General Contraindications
- Absolute: Patellar fracture, acute patellar dislocation (refer for reduction), active infection
- Relative: Patellar subluxation (do not mobilize laterally — this worsens lateral tracking), significant joint effusion (ballotable patella — address effusion first; patellar testing is unreliable with effusion)
Muscles Acting on the Patella
- anatomy/muscles/quadriceps — the four quadriceps muscles insert via the quadriceps tendon onto the superior patella; the patella is a sesamoid bone within this tendon
- Vastus medialis oblique (VMO): The medial patellar stabilizer — its oblique fibers pull the patella medially, counteracting the lateral pull of the VL and ITB. VMO weakness is the most important modifiable factor in patellofemoral syndrome.
- Vastus lateralis (VL): The largest quadriceps muscle; its pull is primarily superior and slightly lateral
- Rectus femoris: Pulls the patella superiorly; biarticular (hip flexion + knee extension)
- Vastus intermedius: Deep; pulls the patella straight superiorly
Conditions Affecting This Joint
- conditions/patellofemoral-syndrome — anterior knee pain worsened by stairs, squatting, and prolonged sitting ("theater sign"); lateral patellar tracking, VMO weakness, tight lateral retinaculum; the most common knee condition in young adults
- Patellar dislocation — lateral dislocation (virtually always lateral); MPFL rupture; valgus + flexion + rotation mechanism; recurrence rate >40% after first dislocation
- Chondromalacia patellae — softening and fibrillation of the patellar articular cartilage; graded I–IV; produces anterior knee pain and crepitus
- Patellar tendinopathy ("jumper's knee") — inferior pole tenderness worsened by eccentric loading (jumping, landing, stairs)
- conditions/osteoarthritis — patellofemoral OA produces crepitus and anterior knee pain; often coexists with tibiofemoral OA
Clinical Notes
- VMO is the key to patellofemoral rehabilitation. The VMO provides the only medial pull on the patella. Its timing and strength relative to the VL determine patellar tracking. In patellofemoral syndrome, the VMO is often delayed in activation (fires after the VL rather than simultaneously), allowing the lateral structures to pull the patella off-track during the first 20–30° of knee flexion. Rehabilitation targets VMO activation timing and strength.
- The Q-angle determines patellar tracking mechanics. The Q-angle (ASIS → patella center → tibial tuberosity) reflects the lateral pull of the quadriceps vector on the patella. Normal: males 10–15°, females 15–20°. Increased Q-angle (wide pelvis, femoral anteversion, tibial external torsion, pes planus) increases lateral patellar tracking force.
- Patellofemoral compression increases dramatically with flexion angle. 0° = 0x body weight; 30° = 0.5x; 60° = 3x; 90° = 6x; full squat = 8x. This is why patients with patellofemoral pain are worse with stairs (60–90° loading), squatting, and prolonged sitting with knees bent.

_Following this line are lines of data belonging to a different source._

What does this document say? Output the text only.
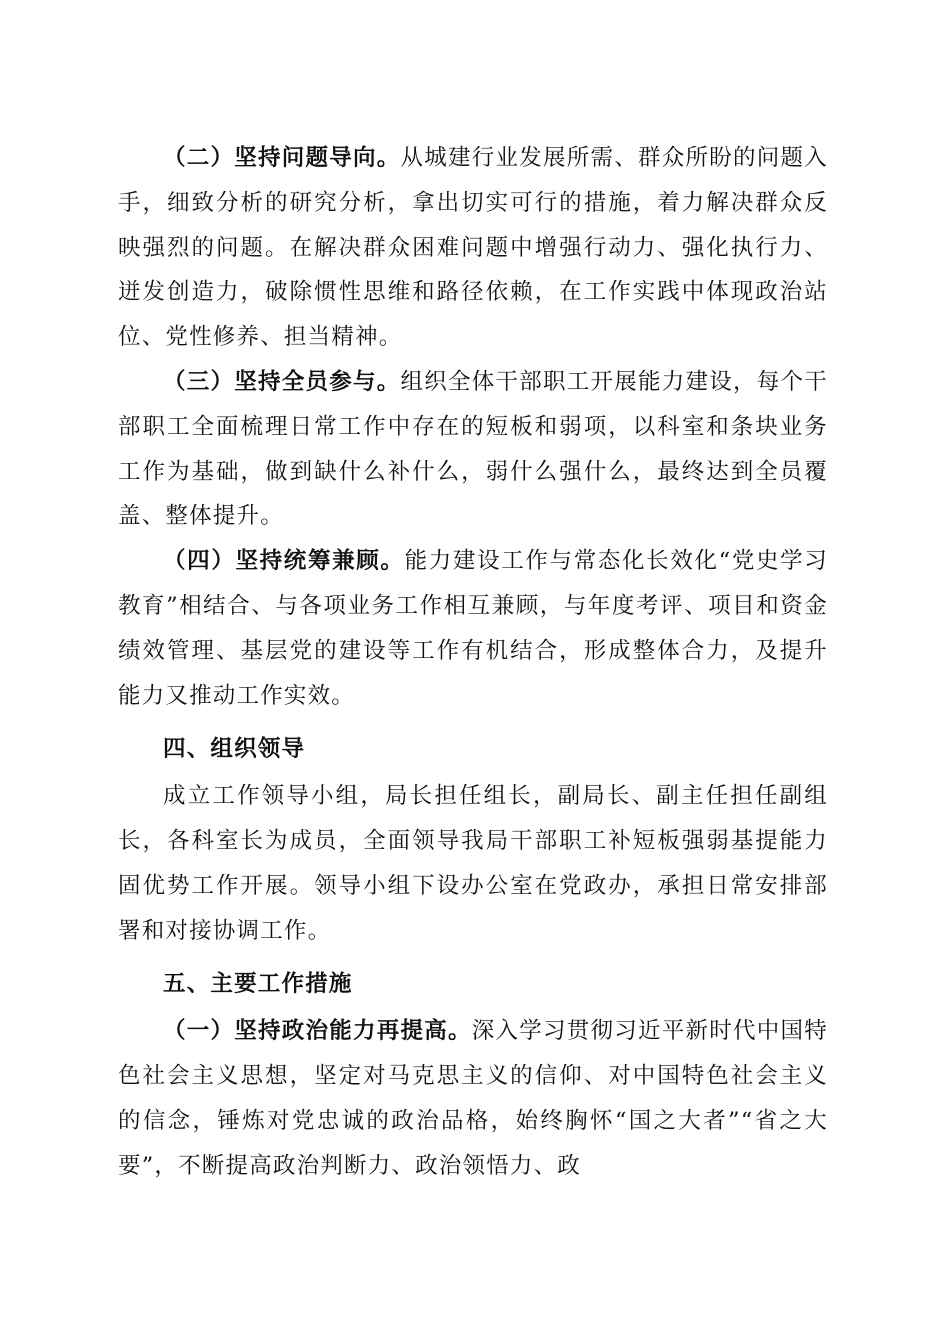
（二）坚持问题导向。从城建行业发展所需、群众所盼的问题入手，细致分析的研究分析，拿出切实可行的措施，着力解决群众反映强烈的问题。在解决群众困难问题中增强行动力、强化执行力、迸发创造力，破除惯性思维和路径依赖，在工作实践中体现政治站位、党性修养、担当精神。

（三）坚持全员参与。组织全体干部职工开展能力建设，每个干部职工全面梳理日常工作中存在的短板和弱项，以科室和条块业务工作为基础，做到缺什么补什么，弱什么强什么，最终达到全员覆盖、整体提升。

（四）坚持统筹兼顾。能力建设工作与常态化长效化“党史学习教育”相结合、与各项业务工作相互兼顾，与年度考评、项目和资金绩效管理、基层党的建设等工作有机结合，形成整体合力，及提升能力又推动工作实效。

四、组织领导

成立工作领导小组，局长担任组长，副局长、副主任担任副组长，各科室长为成员，全面领导我局干部职工补短板强弱基提能力固优势工作开展。领导小组下设办公室在党政办，承担日常安排部署和对接协调工作。

五、主要工作措施

（一）坚持政治能力再提高。深入学习贯彻习近平新时代中国特色社会主义思想，坚定对马克思主义的信仰、对中国特色社会主义的信念，锤炼对党忠诚的政治品格，始终胸怀“国之大者”“省之大要”，不断提高政治判断力、政治领悟力、政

- Patellar mobility testing always precedes tibiofemoral mobilization. A hypomobile patella prevents normal tibiofemoral mechanics. Always assess and restore patellar mobility first before performing tibiofemoral anterior or posterior glides.
Key Takeaways
- VMO weakness and delayed activation is the primary modifiable factor in patellofemoral syndrome — rehabilitation must target VMO timing and strength.
- Patellofemoral compression reaches 6–8 times body weight in deep flexion — this explains why stairs, squatting, and prolonged sitting worsen symptoms.
- Patellar mobility must be restored before tibiofemoral mobilization — a stuck patella prevents normal knee mechanics.
- The MPFL is the primary restraint against lateral dislocation — it ruptures in virtually all first-time patellar dislocations.